IT人材不足が深刻化していることや、IT企業の需要拡大をふまえると、オフショア開発は今後も増えていくと予想されています。
かつてのコスト削減だけを目的としたオフショア開発ではなく、優秀なIT人材の確保や海外進出などを目的としたオフショア開発が増えており、オフショア開発に対するニーズの変化が表れています。

現在、委託先ではベトナムが人気ですが、今後はフィリピンやインドネシア、ミャンマーなどにもオフショア開発が展開していくでしょう。
これからオフショアの委託先を検討する会社さんは、人件費の高騰や、政治面、経済面などの様々な観点から、長期的な視点で委託先を検討する必要があります。

おわりに

オフショア開発のメリットや人気の委託先から、今後の動向まで解説してきましたがいかがでしたか?

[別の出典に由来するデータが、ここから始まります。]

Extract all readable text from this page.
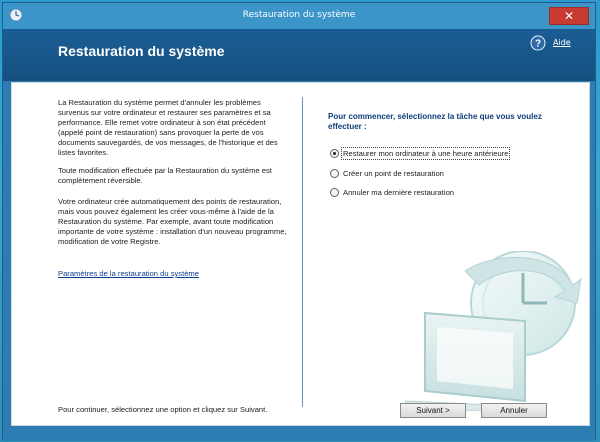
Restauration du système	✕
Restauration du système	? Aide
La Restauration du système permet d'annuler les problèmes survenus sur votre ordinateur et restaurer ses paramètres et sa performance. Elle remet votre ordinateur à son état précédent (appelé point de restauration) sans provoquer la perte de vos documents sauvegardés, de vos messages, de l'historique et des listes favorites.
Toute modification effectuée par la Restauration du système est complètement réversible.
Votre ordinateur crée automatiquement des points de restauration, mais vous pouvez également les créer vous-même à l'aide de la Restauration du système. Par exemple, avant toute modification importante de votre système : installation d'un nouveau programme, modification de votre Registre.
Paramètres de la restauration du système
Pour commencer, sélectionnez la tâche que vous voulez effectuer :
Restaurer mon ordinateur à une heure antérieure
Créer un point de restauration
Annuler ma dernière restauration
Pour continuer, sélectionnez une option et cliquez sur Suivant.	Suivant >	Annuler
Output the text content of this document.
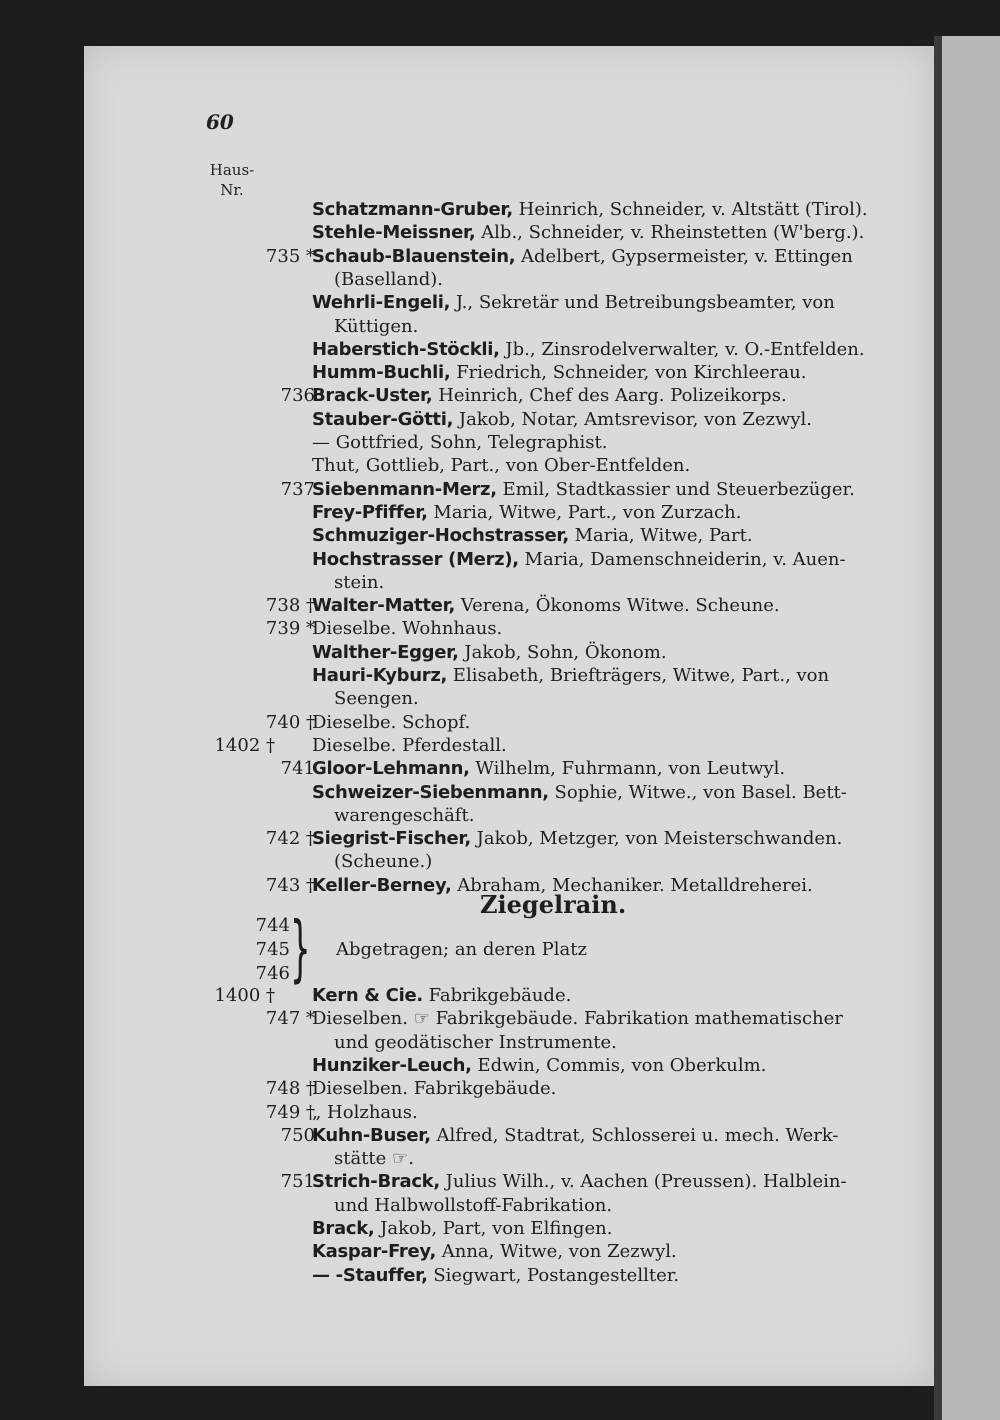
60
Haus-
Nr.
Schatzmann-Gruber, Heinrich, Schneider, v. Altstätt (Tirol).
Stehle-Meissner, Alb., Schneider, v. Rheinstetten (W'berg.).
735 *
Schaub-Blauenstein, Adelbert, Gypsermeister, v. Ettingen
(Baselland).
Wehrli-Engeli, J., Sekretär und Betreibungsbeamter, von
Küttigen.
Haberstich-Stöckli, Jb., Zinsrodelverwalter, v. O.-Entfelden.
Humm-Buchli, Friedrich, Schneider, von Kirchleerau.
736
Brack-Uster, Heinrich, Chef des Aarg. Polizeikorps.
Stauber-Götti, Jakob, Notar, Amtsrevisor, von Zezwyl.
— Gottfried, Sohn, Telegraphist.
Thut, Gottlieb, Part., von Ober-Entfelden.
737
Siebenmann-Merz, Emil, Stadtkassier und Steuerbezüger.
Frey-Pfiffer, Maria, Witwe, Part., von Zurzach.
Schmuziger-Hochstrasser, Maria, Witwe, Part.
Hochstrasser (Merz), Maria, Damenschneiderin, v. Auen-
stein.
738 †
Walter-Matter, Verena, Ökonoms Witwe. Scheune.
739 *
Dieselbe. Wohnhaus.
Walther-Egger, Jakob, Sohn, Ökonom.
Hauri-Kyburz, Elisabeth, Briefträgers, Witwe, Part., von
Seengen.
740 †
Dieselbe. Schopf.
1402 † Dieselbe. Pferdestall.
741
Gloor-Lehmann, Wilhelm, Fuhrmann, von Leutwyl.
Schweizer-Siebenmann, Sophie, Witwe., von Basel. Bett-
warengeschäft.
742 †
Siegrist-Fischer, Jakob, Metzger, von Meisterschwanden.
(Scheune.)
743 †
Keller-Berney, Abraham, Mechaniker. Metalldreherei.
Ziegelrain.
744
745
746 } Abgetragen; an deren Platz
1400 † Kern & Cie. Fabrikgebäude.
747 *
Dieselben. ☞ Fabrikgebäude. Fabrikation mathematischer
und geodätischer Instrumente.
Hunziker-Leuch, Edwin, Commis, von Oberkulm.
748 †
Dieselben. Fabrikgebäude.
749 †
„ Holzhaus.
750
Kuhn-Buser, Alfred, Stadtrat, Schlosserei u. mech. Werk-
stätte ☞.
751
Strich-Brack, Julius Wilh., v. Aachen (Preussen). Halblein-
und Halbwollstoff-Fabrikation.
Brack, Jakob, Part, von Elfingen.
Kaspar-Frey, Anna, Witwe, von Zezwyl.
— -Stauffer, Siegwart, Postangestellter.
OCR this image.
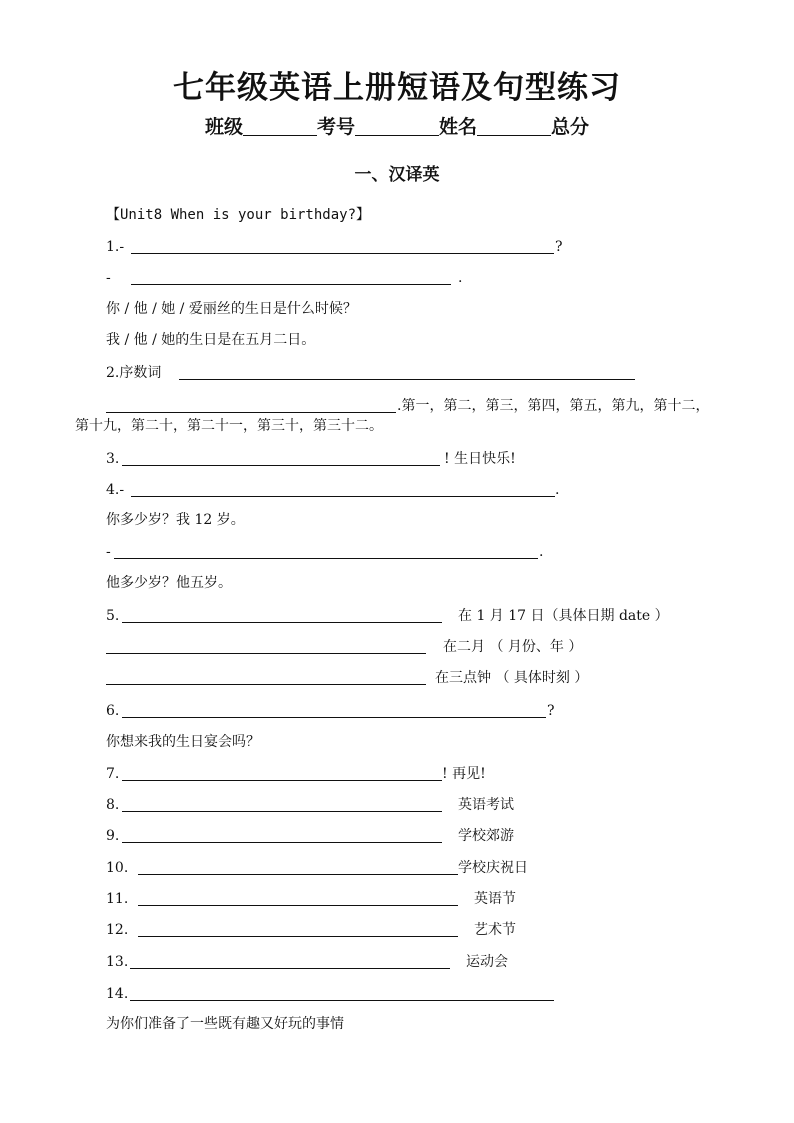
七年级英语上册短语及句型练习
班级	考号	姓名	总分
一、汉译英
【Unit8 When is your birthday?】
1.-	?
-	.
你 / 他 / 她 / 爱丽丝的生日是什么时候？
我 / 他 / 她的生日是在五月二日。
2.序数词
.第一，第二，第三，第四，第五，第九，第十二，
第十九，第二十，第二十一，第三十，第三十二。
3.	! 生日快乐!
4.-	.
你多少岁？我 12 岁。
-	.
他多少岁？他五岁。
5.	在 1 月 17 日（具体日期 date ）
在二月 （ 月份、年 ）
在三点钟 （ 具体时刻 ）
6.	?
你想来我的生日宴会吗？
7.	! 再见!
8.	英语考试
9.	学校郊游
10.	学校庆祝日
11.	英语节
12.	艺术节
13.	运动会
14.
为你们准备了一些既有趣又好玩的事情
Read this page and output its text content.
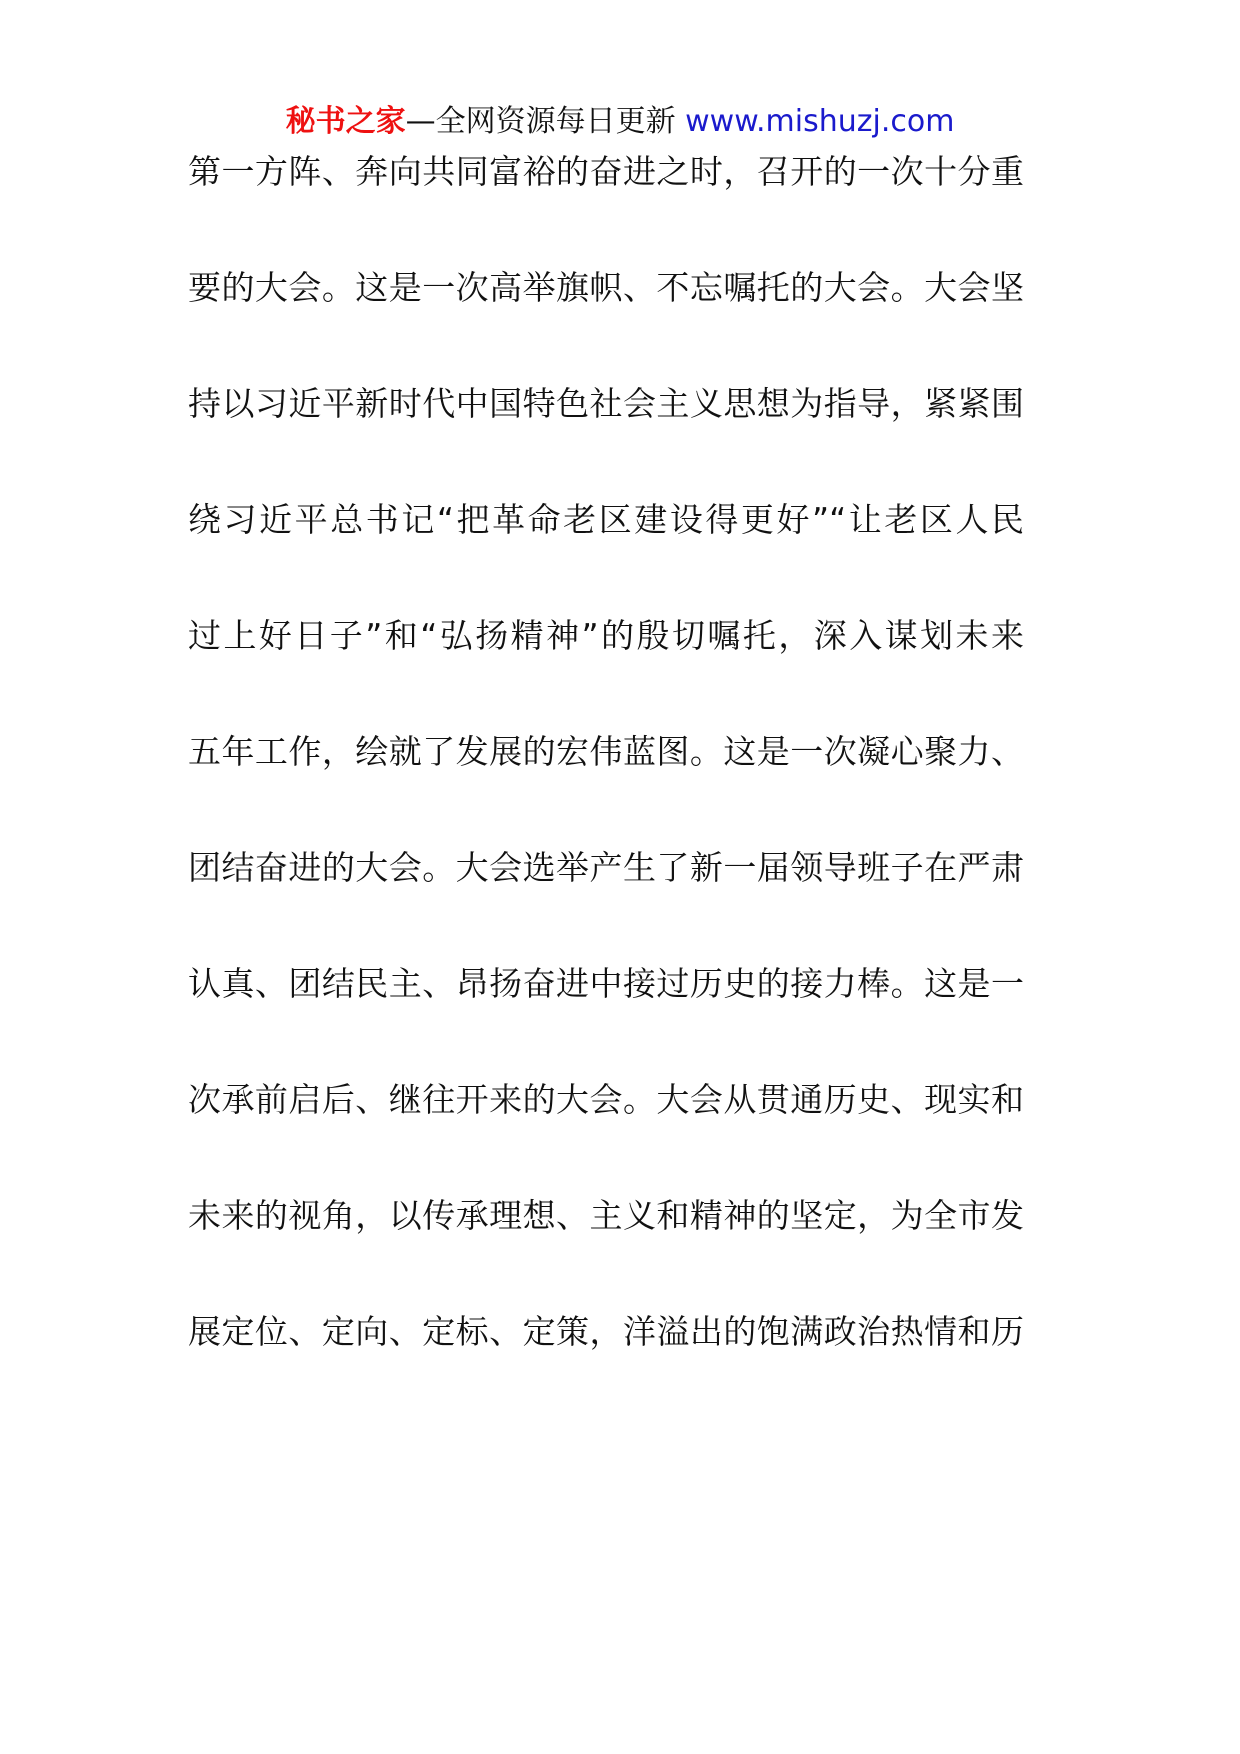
秘书之家—全网资源每日更新 www.mishuzj.com
第一方阵、奔向共同富裕的奋进之时，召开的一次十分重
要的大会。这是一次高举旗帜、不忘嘱托的大会。大会坚
持以习近平新时代中国特色社会主义思想为指导，紧紧围
绕习近平总书记“把革命老区建设得更好”“让老区人民
过上好日子”和“弘扬精神”的殷切嘱托，深入谋划未来
五年工作，绘就了发展的宏伟蓝图。这是一次凝心聚力、
团结奋进的大会。大会选举产生了新一届领导班子在严肃
认真、团结民主、昂扬奋进中接过历史的接力棒。这是一
次承前启后、继往开来的大会。大会从贯通历史、现实和
未来的视角，以传承理想、主义和精神的坚定，为全市发
展定位、定向、定标、定策，洋溢出的饱满政治热情和历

  • オフショア開発とは、システムやアプリなどの開発業務を海外の開発会社や海外子会社に委託すること
  • オフショア開発が注目されているワケ
    ➀IT人材不足➁海外進出しやすい時代に➂エンジニアの宝庫
  • 人気の国は、インド、中国、ベトナム、フィリピン
  • メリットは、①コスト削減➁IT人材の確保
  • デメリットは、①人件費の高騰➁文化の違い➂言葉の壁
  • オフショア開発のニーズが変化しており、今後も委託先が多様化していく

オフショア開発は、海外でビジネスをするためリスク管理も必要で、大規模なプロジェクトとなりますが、昔と比べるとそのハードルも低くなりました。
「エンジニア・プログラマーを増やしたい」「海外に拠点をつくりたい」という会社さんは、ぜひ海外でのオフショア開発を検討してみてはいかがでしょうか。